Through a combination of good fortune, sound economic management and his personal charisma, Lula left the presidency with a sky-high approval rating of more than 80 percent.

Not even a parliamentary vote-buying scandal that led to prison terms for top politicians in his Workers’ Party (PT) was able to dent his popularity.

But a few years later Lula began to be dogged by legal troubles stemming from the 2014 launch of the sprawling “Lava Jato” (Car Wash) investigation, a probe initially centered on a $2 billion corruption scandal at Brazilian state oil company Petrobras that later expanded to include politicians and private firms like construction giant Odebrecht.

Lula was convicted in two cases, including on charges of accepting bribes from construction company OAS in the form of renovations to a seaside condo he never owned or occupied.

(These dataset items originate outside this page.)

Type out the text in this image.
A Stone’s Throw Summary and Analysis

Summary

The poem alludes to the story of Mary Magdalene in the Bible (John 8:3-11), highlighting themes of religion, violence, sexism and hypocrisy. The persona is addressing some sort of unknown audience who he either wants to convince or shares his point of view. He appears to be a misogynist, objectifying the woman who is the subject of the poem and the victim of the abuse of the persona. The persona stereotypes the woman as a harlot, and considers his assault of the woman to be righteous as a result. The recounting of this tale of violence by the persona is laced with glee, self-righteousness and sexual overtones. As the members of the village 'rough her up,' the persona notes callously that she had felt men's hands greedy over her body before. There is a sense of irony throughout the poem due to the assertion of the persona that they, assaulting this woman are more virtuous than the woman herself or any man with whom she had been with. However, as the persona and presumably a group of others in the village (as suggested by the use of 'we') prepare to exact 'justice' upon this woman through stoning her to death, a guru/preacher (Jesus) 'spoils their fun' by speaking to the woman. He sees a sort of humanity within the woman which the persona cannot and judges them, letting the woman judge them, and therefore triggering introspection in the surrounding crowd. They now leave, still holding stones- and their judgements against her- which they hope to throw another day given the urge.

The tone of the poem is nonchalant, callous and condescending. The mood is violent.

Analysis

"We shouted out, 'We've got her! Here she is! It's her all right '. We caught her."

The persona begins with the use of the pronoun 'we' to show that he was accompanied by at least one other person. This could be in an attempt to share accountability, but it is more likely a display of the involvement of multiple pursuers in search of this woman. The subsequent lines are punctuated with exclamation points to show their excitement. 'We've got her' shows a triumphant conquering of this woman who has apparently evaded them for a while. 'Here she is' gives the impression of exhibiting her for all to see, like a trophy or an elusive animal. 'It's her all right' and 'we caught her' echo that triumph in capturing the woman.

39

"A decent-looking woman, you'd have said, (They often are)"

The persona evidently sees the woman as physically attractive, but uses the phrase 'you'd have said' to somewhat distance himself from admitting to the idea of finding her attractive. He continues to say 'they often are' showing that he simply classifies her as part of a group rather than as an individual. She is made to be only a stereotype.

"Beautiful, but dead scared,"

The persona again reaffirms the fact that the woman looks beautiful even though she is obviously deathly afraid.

He was sentenced to nearly 25 years in prison and was barred from running in the 2018 presidential election amid polls showing that he would have won by a wide margin.

Lula spent 19 months behind bars before being released pending appeal in November 2019.

Then in 2021, the Supreme Court annulled Lula’s convictions on the grounds that the lower court that convicted him did not have jurisdiction in the case, a decision that restored his political rights.

Lula has consistently maintained his innocence and says the charges were politically motivated.

His argument was bolstered by a series of articles that The Intercept Brasil published in 2019 based on leaked communications between Sergio Moro, the judge who presided over the OAS case, and the prosecutors pursuing Lula.

The messages exchanged by Moro and prosecutor Deltan Dallagnol via the Telegram app showed that the then-federal judge was deeply involved in shaping the prosecution strategy against Lula.

Yet despite Lula’s efforts and the revelations about Moro’s conduct, corruption remains the Achilles’ heel of the leftist candidate’s campaign and the main factor in his high disapproval rating of 46 percent.

In a bid to win back public favor, Lula has built a large 10-party coalition that extends from the left to the center-right and even enlisted his rival in the 2006 presidential election, conservative former Sao Paulo Gov. Geraldo Alckmin, as his running mate.

Several of his adversaries in the first round also have sided with Lula ahead of the Oct. 30 runoff, including the third-leading vote-getter, center-right Sen. Simone Tebet.